StandUp India Scheme Completes 6 Years: Over Rs 30,000-Crore Loans Sanctioned For SC, ST, Women Entrepreneurs

The StandUp India scheme, which facilitates loans to SC, ST and women borrowers, has completed its six years today. Since the inception of the scheme in 2016, total loans worth Rs 30,160 crore have been sanctioned to 1,33,995 beneficiaries up to March 21 this year, according to an official statement released on Tuesday.

“As we commemorate the sixth anniversary of the Stand-Up India Scheme, it is heartening to see that more than 1.33 lakh new job creators and entrepreneurs have so far been facilitated under this Scheme,” Union Finance Minister Nirmala Sitharaman said, as per the statement.

She also said more than one lakh woman promoters have benefitted from this Scheme during the six years of its operation. “The government understands the potential these rising entrepreneurs have in driving economic growth through their roles as not just wealth-creators but also job-creators… As more and more beneficiaries from the underserved segments of entrepreneurs are targeted for coverage, we would make significant strides towards building an Atmanirbhar Bharat.”

The StandUp India scheme was launched on April 5, 2016, to promote entrepreneurship at grassroot level focusing on economic empowerment and job creation. Its objective is to facilitate bank loans between Rs 10 lakh and Rs 1 crore to at lease one Scheduled Caste (SC) or Scheduled Tribe (ST) borrowers and at least one woman borrower per bank branch to set up an enterprise. The enterprise can be in manufacturing, services, agri-allied activities or the trading sector.

The statement said that the scheme is based on recognition of the challenges faced by SC, ST and women entrepreneurs in setting up enterprises, obtaining loans and other support needed from time to time for succeeding in business.

“The scheme, therefore, endeavours to create an eco-system which facilitates and continues to provide a supportive environment for doing business. The scheme seeks to give access to loans from bank branches to borrowers to help them set up their own enterprise,” it added.

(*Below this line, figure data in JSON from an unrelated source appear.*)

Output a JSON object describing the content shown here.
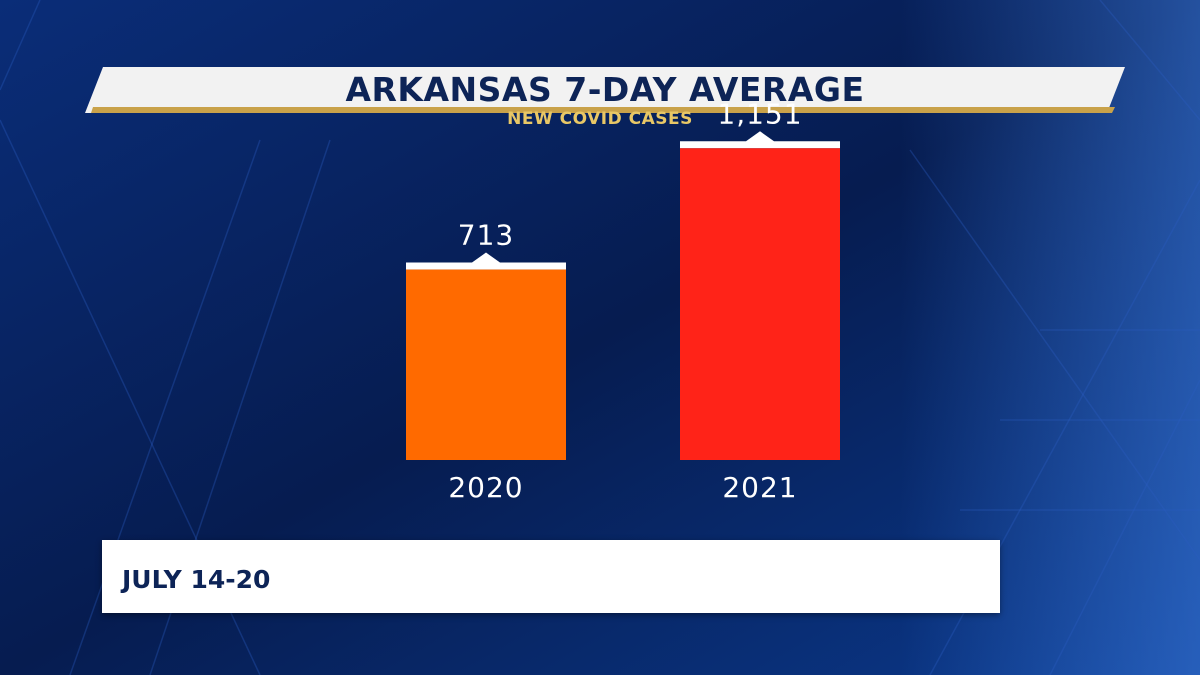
{
  "header": {
    "title": "ARKANSAS 7-DAY AVERAGE",
    "subtitle": "NEW COVID CASES"
  },
  "footer": {
    "date_range": "JULY 14-20"
  },
  "colors": {
    "background": "#08235f",
    "title_bar": "#f2f2f2",
    "title_text": "#0d2457",
    "subtitle_text": "#e8c766",
    "accent_gold": "#c9a24a"
  },
  "chart_data": {
    "type": "bar",
    "categories": [
      "2020",
      "2021"
    ],
    "values": [
      713,
      1151
    ],
    "value_labels": [
      "713",
      "1,151"
    ],
    "colors": [
      "#ff6a00",
      "#ff2318"
    ],
    "title": "ARKANSAS 7-DAY AVERAGE",
    "subtitle": "NEW COVID CASES",
    "xlabel": "",
    "ylabel": "",
    "ylim": [
      0,
      1300
    ],
    "grid": false
  }
}
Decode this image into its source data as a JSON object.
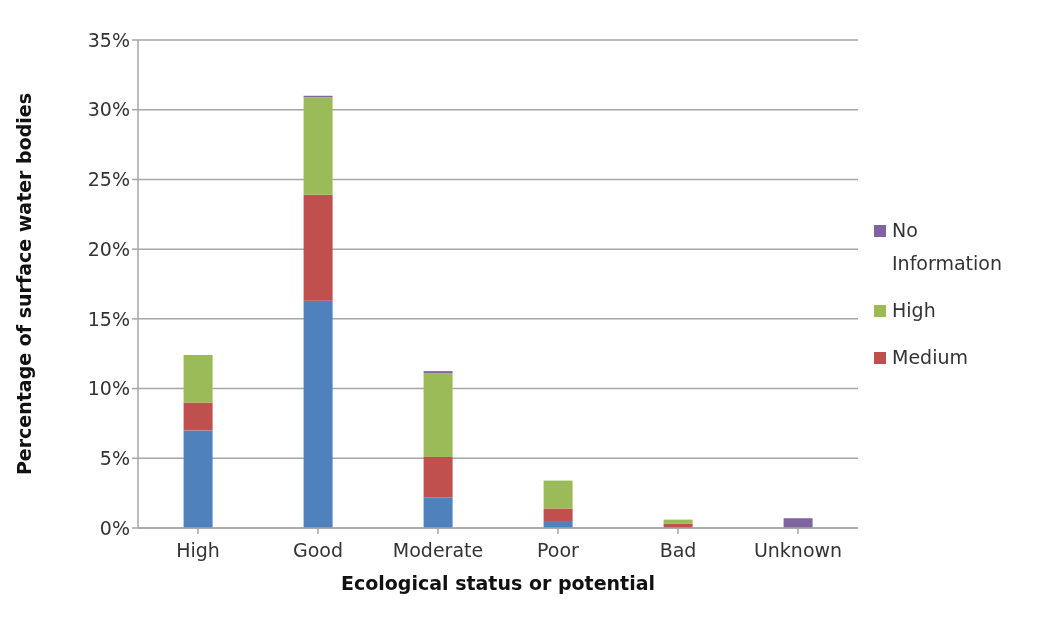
{
  "chart_data": {
    "type": "bar",
    "stacked": true,
    "xlabel": "Ecological  status or potential",
    "ylabel": "Percentage of surface water bodies",
    "categories": [
      "High",
      "Good",
      "Moderate",
      "Poor",
      "Bad",
      "Unknown"
    ],
    "series": [
      {
        "color": "#4f81bd",
        "values": [
          7.0,
          16.3,
          2.2,
          0.5,
          0,
          0
        ]
      },
      {
        "name": "Medium",
        "color": "#c0504d",
        "values": [
          2.0,
          7.6,
          2.9,
          0.9,
          0.3,
          0
        ]
      },
      {
        "name": "High",
        "color": "#9bbb59",
        "values": [
          3.4,
          7.0,
          6.0,
          2.0,
          0.3,
          0
        ]
      },
      {
        "name": "No Information",
        "color": "#8064a2",
        "values": [
          0,
          0.1,
          0.15,
          0,
          0,
          0.7
        ]
      }
    ],
    "ylim": [
      0,
      35
    ],
    "yticks": [
      {
        "value": 0,
        "label": "0%"
      },
      {
        "value": 5,
        "label": "5%"
      },
      {
        "value": 10,
        "label": "10%"
      },
      {
        "value": 15,
        "label": "15%"
      },
      {
        "value": 20,
        "label": "20%"
      },
      {
        "value": 25,
        "label": "25%"
      },
      {
        "value": 30,
        "label": "30%"
      },
      {
        "value": 35,
        "label": "35%"
      }
    ],
    "grid": "y",
    "legend": "right"
  }
}
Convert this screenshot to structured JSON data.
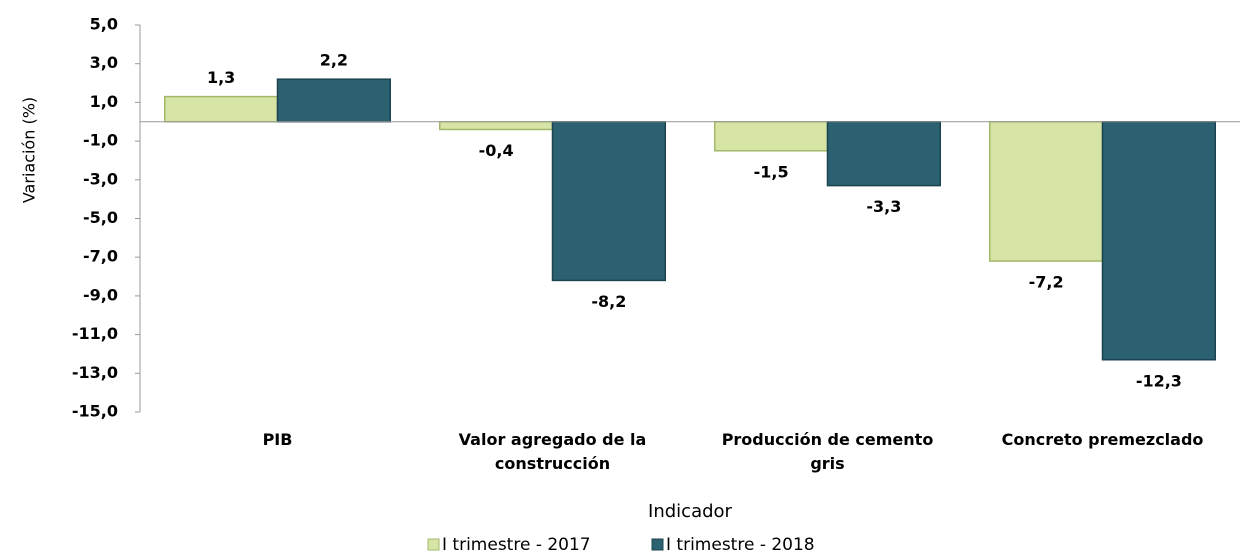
{
  "chart_data": {
    "type": "bar",
    "y_label": "Variación  (%)",
    "x_label": "Indicador",
    "categories": [
      "PIB",
      "Valor agregado de la construcción",
      "Producción de cemento gris",
      "Concreto premezclado"
    ],
    "series": [
      {
        "name": "I trimestre - 2017",
        "color": "#d6e4a5",
        "values": [
          1.3,
          -0.4,
          -1.5,
          -7.2
        ],
        "value_labels": [
          "1,3",
          "-0,4",
          "-1,5",
          "-7,2"
        ]
      },
      {
        "name": "I trimestre - 2018",
        "color": "#2b6170",
        "values": [
          2.2,
          -8.2,
          -3.3,
          -12.3
        ],
        "value_labels": [
          "2,2",
          "-8,2",
          "-3,3",
          "-12,3"
        ]
      }
    ],
    "ylim": [
      -15,
      5
    ],
    "yticks": [
      {
        "value": 5,
        "label": "5,0"
      },
      {
        "value": 3,
        "label": "3,0"
      },
      {
        "value": 1,
        "label": "1,0"
      },
      {
        "value": -1,
        "label": "-1,0"
      },
      {
        "value": -3,
        "label": "-3,0"
      },
      {
        "value": -5,
        "label": "-5,0"
      },
      {
        "value": -7,
        "label": "-7,0"
      },
      {
        "value": -9,
        "label": "-9,0"
      },
      {
        "value": -11,
        "label": "-11,0"
      },
      {
        "value": -13,
        "label": "-13,0"
      },
      {
        "value": -15,
        "label": "-15,0"
      }
    ],
    "grid": false
  }
}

Eligibility for the Scheme

Loans under the scheme are available for only greenfield projects — first time venture of the beneficiary in manufacturing, services or the trading sector and activities allied to agriculture. Those eligible for the scheme includes SC/ST and/or women entrepreneurs, above 18 years of age; in the case of non-individual enterprises, 51 per cent of the shareholding and controlling stake should be held by either SC/ST and/or Women Entrepreneur; borrowers should not be in default to any bank/financial institution.

The scheme envisages ‘up to 15 per cent’ margin money that can be provided in convergence with eligible Central/ state schemes. While such schemes can be drawn upon for availing admissible subsidies or for meeting margin money requirements; in all cases, the borrower will be required to bring in minimum of 10 per cent of the project cost as own contribution.